L’ouverture d’esprit made in Hippiland

En Inde, vous trouverez en masse un type de touristes, souvent jeunes, très sympathiques, mais parfois agaçants et je m’en explique. Je l’appellerai néo-hippie (je ne pense pas inventer le concept mais je n’ai pas internet sous la main pour le vérifier).

Le néo-hippie est un individu se prend pour un hippie, mais qui n’en est qu’un dérivé commercial et édulcoré. Je ne sais pas ce qu’est un « vrai » hippie et ne connais pas grandes choses des idées qui circulaient dans ces mouvements à part le fameux Love and Peace. Ce que je constate, c’est que le néo-hippie se réclame et s’habille comme le brave qui partait vers l’Inde par la route, en auto-stop ou en fourgon à travers l’Iran et le Pakistan. Une superbe aventure en soit. Le néo-hippie lui, aura pris un avion et, une fois arrivé en Inde il ira s’acheter des vêtements, pantalon bouffant et turban, sortent d’uniforme lui permettant d’être reconnu par les autres néo-hippies comme faisant partie de la famille. Le néo-hippie vient en Inde car ces potes lui ont dit que c’était un super endroit pour une expérience spirituelle intense, comprendre la vie, bref, s’ouvrir l’esprit.

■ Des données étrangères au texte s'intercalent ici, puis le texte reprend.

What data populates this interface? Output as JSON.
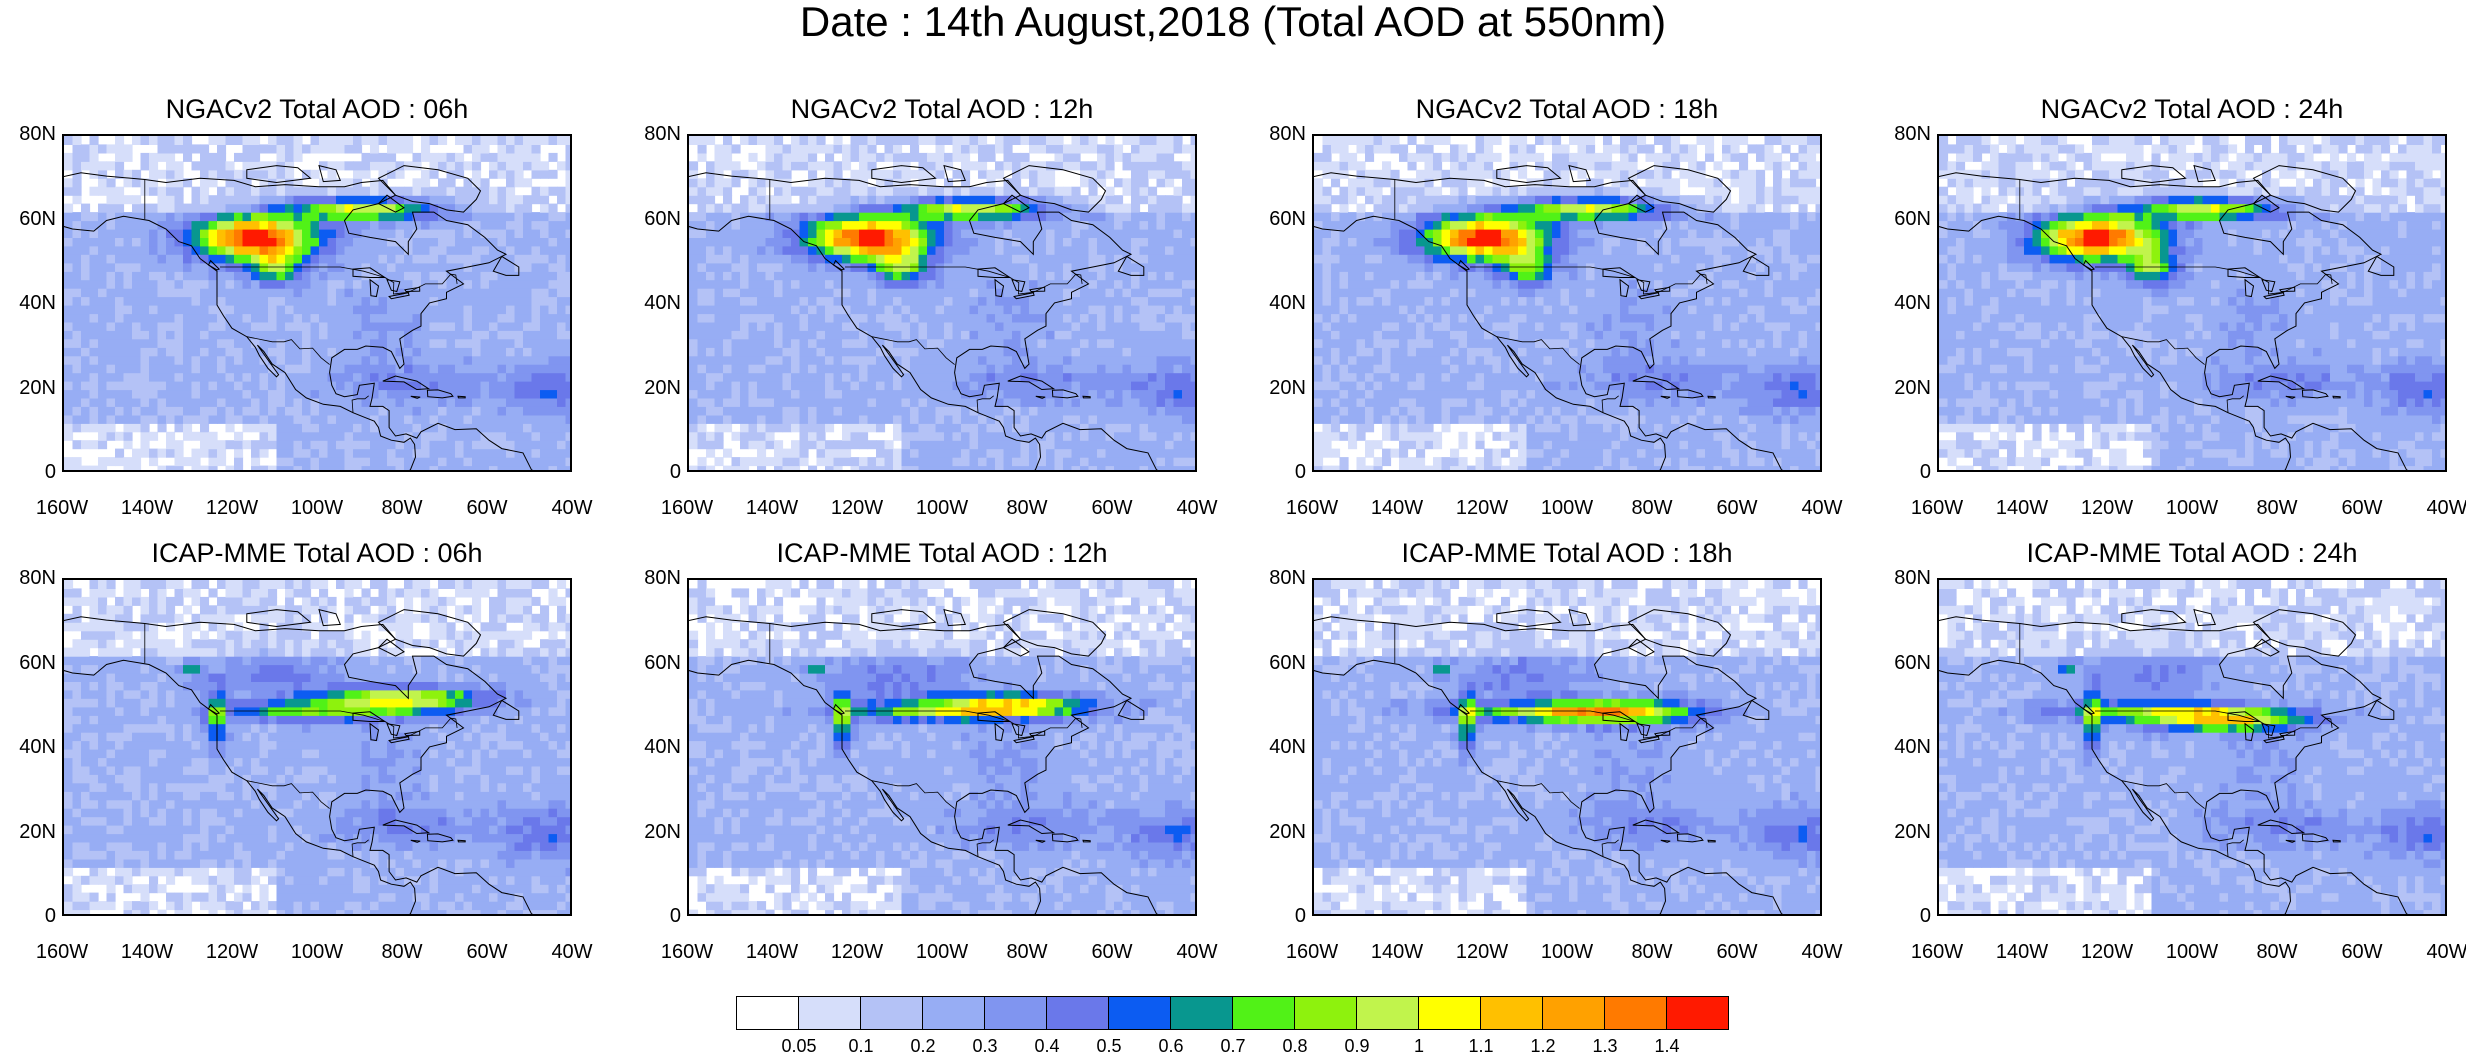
{
  "main_title": "Date : 14th August,2018 (Total AOD at 550nm)",
  "lat_ticks": [
    "80N",
    "60N",
    "40N",
    "20N",
    "0"
  ],
  "lon_ticks": [
    "160W",
    "140W",
    "120W",
    "100W",
    "80W",
    "60W",
    "40W"
  ],
  "map_extent": {
    "lon_min": -160,
    "lon_max": -40,
    "lat_min": 0,
    "lat_max": 80
  },
  "panels": [
    {
      "title": "NGACv2 Total AOD : 06h",
      "model": "NGACv2",
      "lead": "06h"
    },
    {
      "title": "NGACv2 Total AOD : 12h",
      "model": "NGACv2",
      "lead": "12h"
    },
    {
      "title": "NGACv2 Total AOD : 18h",
      "model": "NGACv2",
      "lead": "18h"
    },
    {
      "title": "NGACv2 Total AOD : 24h",
      "model": "NGACv2",
      "lead": "24h"
    },
    {
      "title": "ICAP-MME Total AOD : 06h",
      "model": "ICAP-MME",
      "lead": "06h"
    },
    {
      "title": "ICAP-MME Total AOD : 12h",
      "model": "ICAP-MME",
      "lead": "12h"
    },
    {
      "title": "ICAP-MME Total AOD : 18h",
      "model": "ICAP-MME",
      "lead": "18h"
    },
    {
      "title": "ICAP-MME Total AOD : 24h",
      "model": "ICAP-MME",
      "lead": "24h"
    }
  ],
  "colorbar": {
    "labels": [
      "0.05",
      "0.1",
      "0.2",
      "0.3",
      "0.4",
      "0.5",
      "0.6",
      "0.7",
      "0.8",
      "0.9",
      "1",
      "1.1",
      "1.2",
      "1.3",
      "1.4"
    ],
    "colors": [
      "#ffffff",
      "#d6defa",
      "#b4c2f6",
      "#97adf4",
      "#8095f0",
      "#6a78ea",
      "#0c5cf2",
      "#08978f",
      "#51f217",
      "#8ef20d",
      "#c1f44c",
      "#ffff00",
      "#ffc000",
      "#ffa100",
      "#ff7a00",
      "#ff1a00"
    ]
  }
}
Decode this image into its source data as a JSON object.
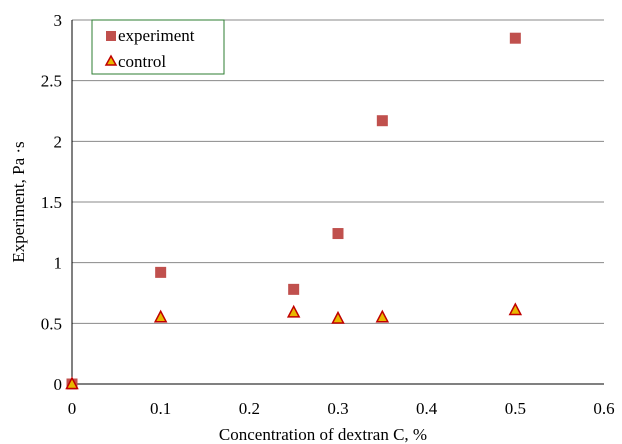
{
  "chart_data": {
    "type": "scatter",
    "xlabel": "Concentration of dextran C, %",
    "ylabel": "Experiment, Pa ·s",
    "xlim": [
      0,
      0.6
    ],
    "ylim": [
      0,
      3
    ],
    "xticks": [
      "0",
      "0.1",
      "0.2",
      "0.3",
      "0.4",
      "0.5",
      "0.6"
    ],
    "yticks": [
      "0",
      "0.5",
      "1",
      "1.5",
      "2",
      "2.5",
      "3"
    ],
    "grid": "horizontal",
    "legend_position": "top-left",
    "series": [
      {
        "name": "experiment",
        "marker": "square",
        "color": "#c0504d",
        "x": [
          0,
          0.1,
          0.25,
          0.3,
          0.35,
          0.5
        ],
        "y": [
          0,
          0.92,
          0.78,
          1.24,
          2.17,
          2.85
        ]
      },
      {
        "name": "control",
        "marker": "triangle",
        "color": "#c00000",
        "fill": "#e8b800",
        "x": [
          0,
          0.1,
          0.25,
          0.3,
          0.35,
          0.5
        ],
        "y": [
          0,
          0.55,
          0.59,
          0.54,
          0.55,
          0.61
        ]
      }
    ]
  }
}
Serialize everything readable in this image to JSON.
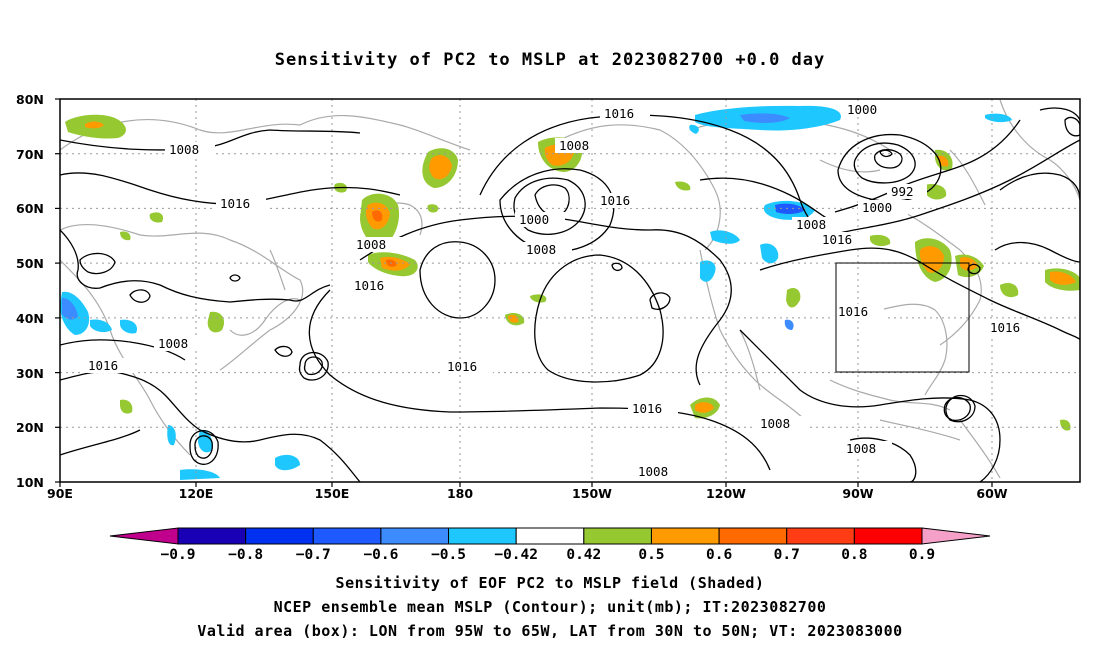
{
  "title": "Sensitivity of PC2 to MSLP at 2023082700 +0.0 day",
  "lat_labels": [
    "80N",
    "70N",
    "60N",
    "50N",
    "40N",
    "30N",
    "20N",
    "10N"
  ],
  "lon_labels": [
    "90E",
    "120E",
    "150E",
    "180",
    "150W",
    "120W",
    "90W",
    "60W"
  ],
  "contour_labels": [
    {
      "text": "1016"
    },
    {
      "text": "1008"
    },
    {
      "text": "1016"
    },
    {
      "text": "1008"
    },
    {
      "text": "1016"
    },
    {
      "text": "1008"
    },
    {
      "text": "1016"
    },
    {
      "text": "1008"
    },
    {
      "text": "1000"
    },
    {
      "text": "1016"
    },
    {
      "text": "1008"
    },
    {
      "text": "1016"
    },
    {
      "text": "1016"
    },
    {
      "text": "1000"
    },
    {
      "text": "992"
    },
    {
      "text": "1000"
    },
    {
      "text": "1008"
    },
    {
      "text": "1016"
    },
    {
      "text": "1016"
    },
    {
      "text": "1016"
    },
    {
      "text": "1008"
    },
    {
      "text": "1008"
    },
    {
      "text": "1008"
    }
  ],
  "colorbar": {
    "colors": [
      "#c0008c",
      "#1a00b4",
      "#0030f0",
      "#1e5aff",
      "#3c8cff",
      "#1ec8ff",
      "#ffffff",
      "#96c832",
      "#ff9b00",
      "#ff6a00",
      "#ff3c14",
      "#ff0000",
      "#f5a0c8"
    ],
    "labels": [
      "-0.9",
      "-0.8",
      "-0.7",
      "-0.6",
      "-0.5",
      "-0.42",
      "0.42",
      "0.5",
      "0.6",
      "0.7",
      "0.8",
      "0.9"
    ]
  },
  "caption": {
    "line1": "Sensitivity of EOF PC2 to MSLP field (Shaded)",
    "line2": "NCEP ensemble mean MSLP (Contour); unit(mb); IT:2023082700",
    "line3": "Valid area (box): LON from 95W to 65W, LAT from 30N to 50N; VT: 2023083000"
  },
  "valid_box": {
    "lon_from": "95W",
    "lon_to": "65W",
    "lat_from": "30N",
    "lat_to": "50N"
  }
}
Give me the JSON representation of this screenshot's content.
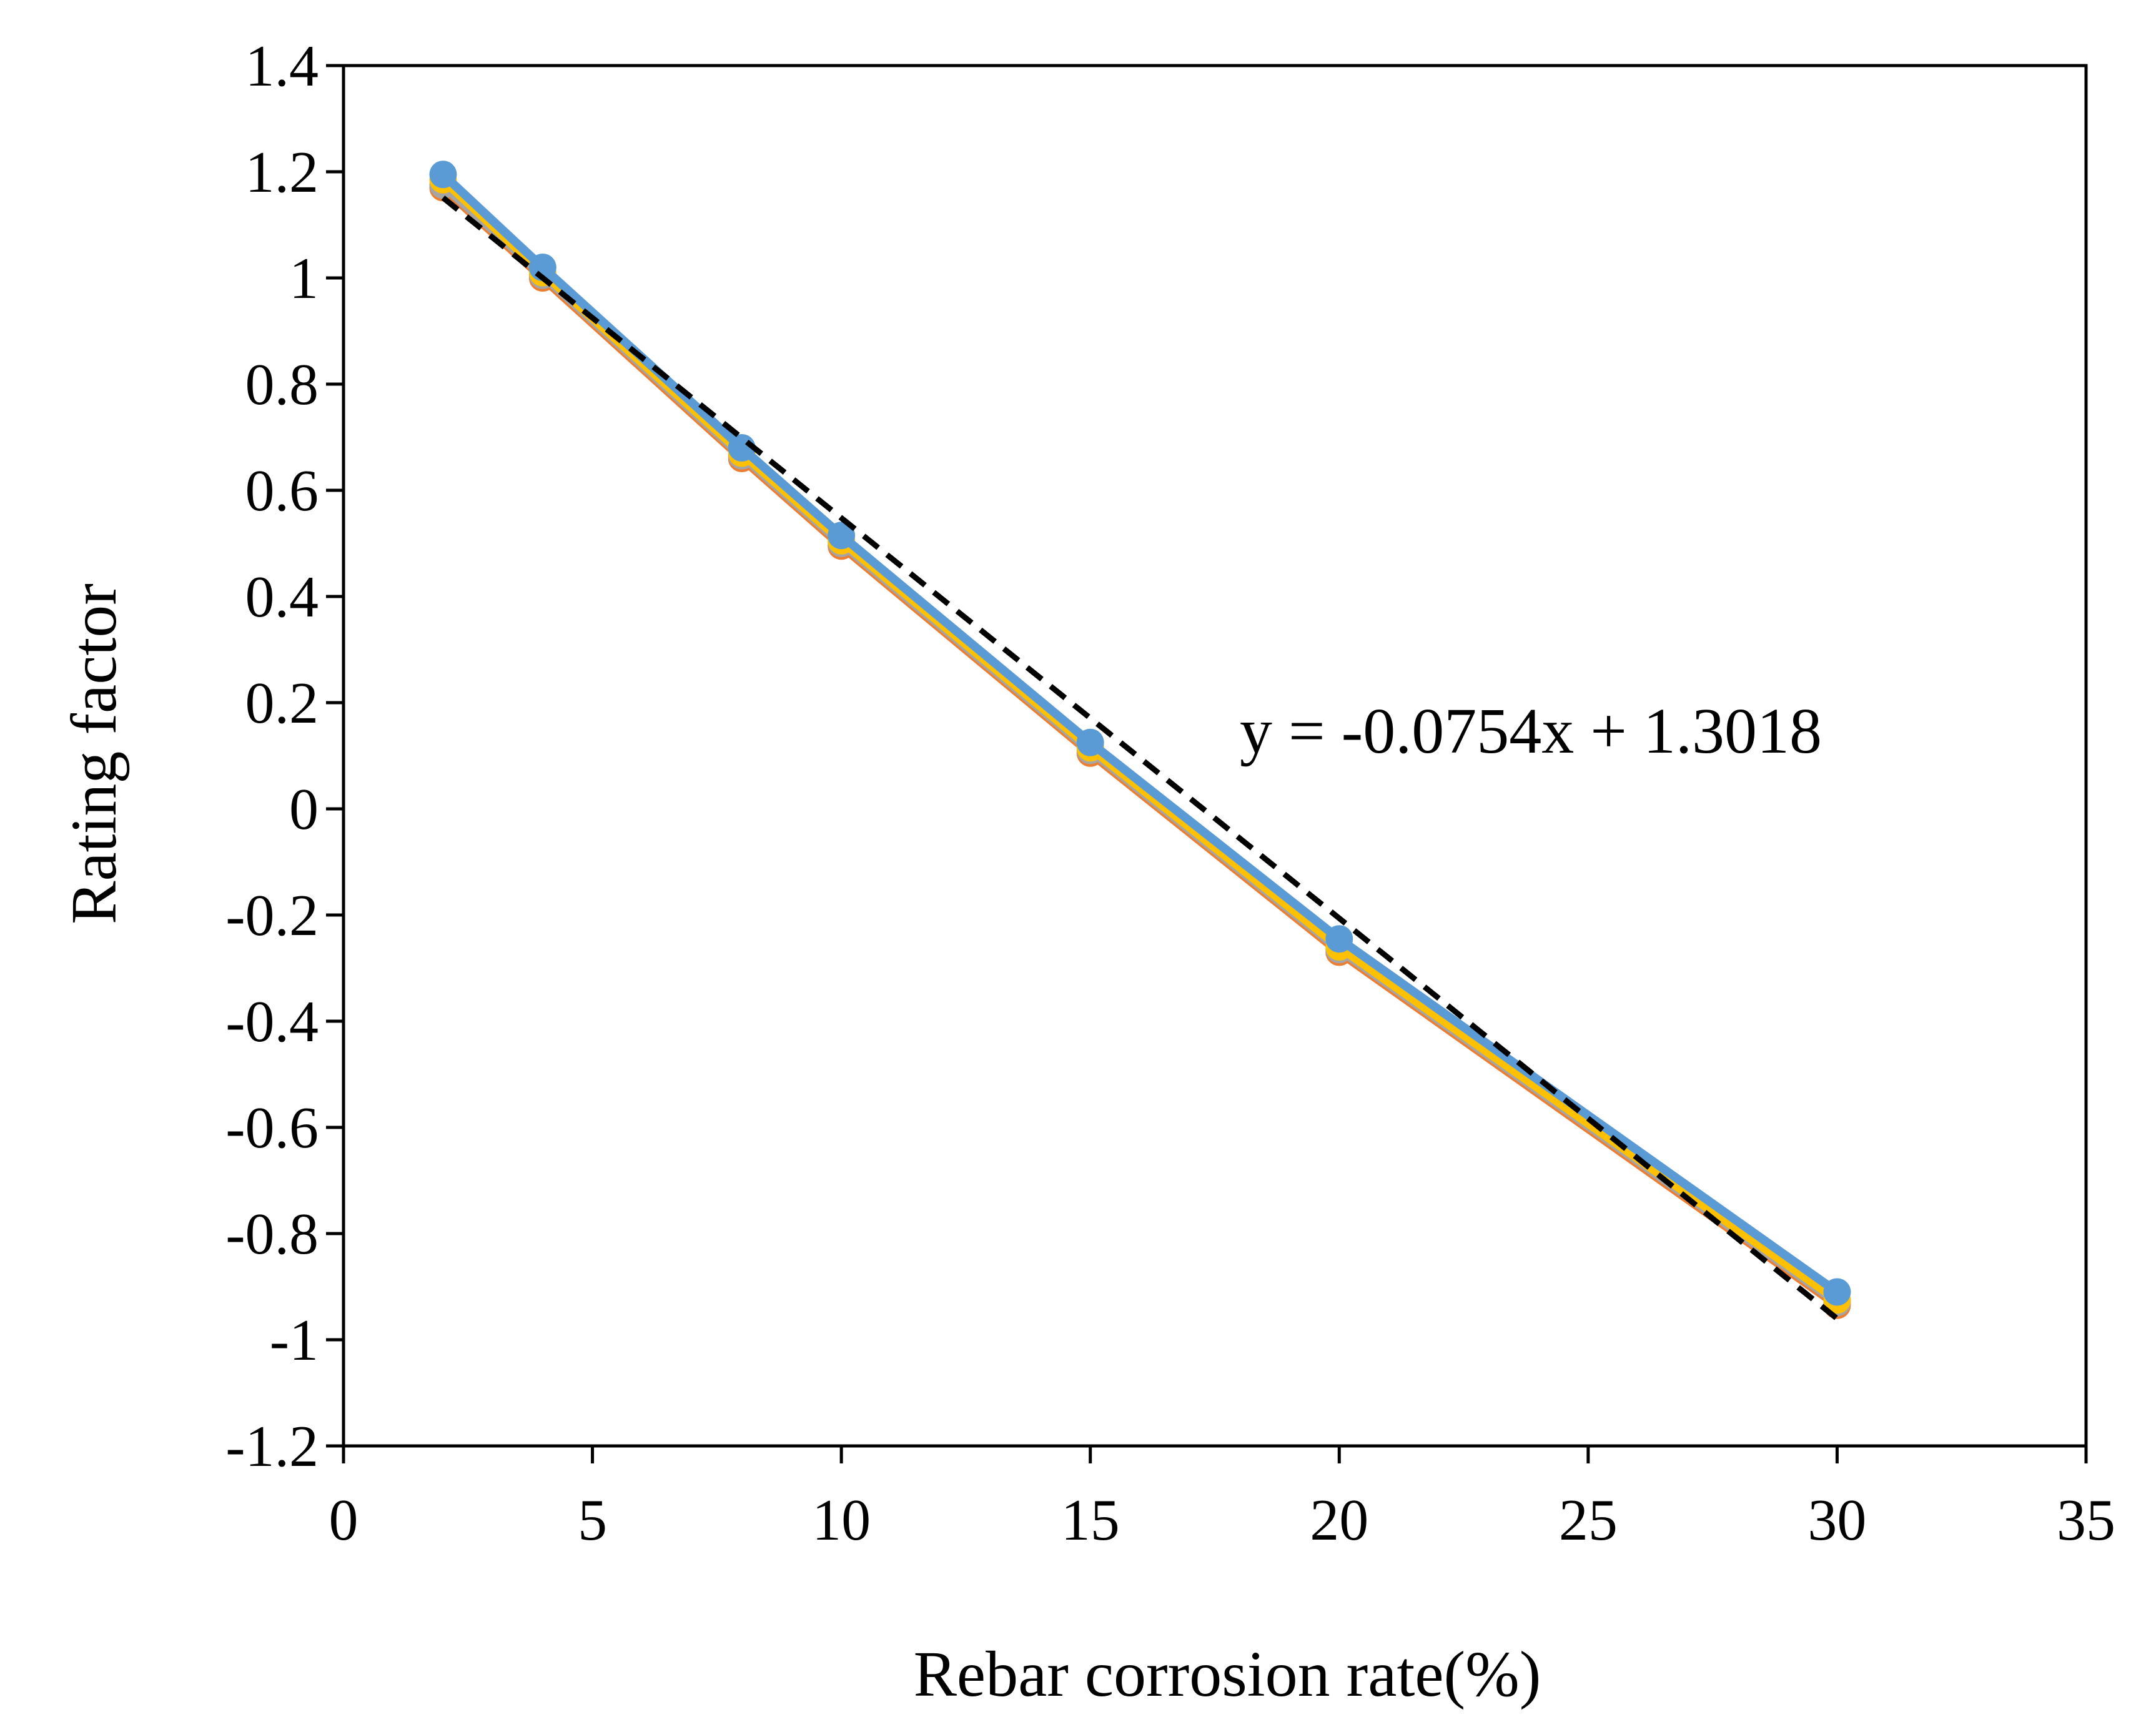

Le néo hippie ira donc s’ouvrir l’esprit avec ces compatriotes tout aussi hippies que lui. Il ira faire une semaine de Yoga à Rishikech puis, la réalité de l’Inde semblant trop dure à voir pour lui ou ne l’intéressant pas vraiment, il ira finir de s’ouvrir l’esprit dans une communauté d’Occidentaux fumeurs de pets. Il rentrera en Europe, rangera ces fringues, gardera le bracelet indien en souvenir et se rappellera avec nostalgie de ce pays où l’herbe ne coutait rien. Alors, peut-être ce demandera t’il quel était l’intérêt de venir en Inde si c’est pour rester entre Occidentaux, vivre en communauté et fumer des pets.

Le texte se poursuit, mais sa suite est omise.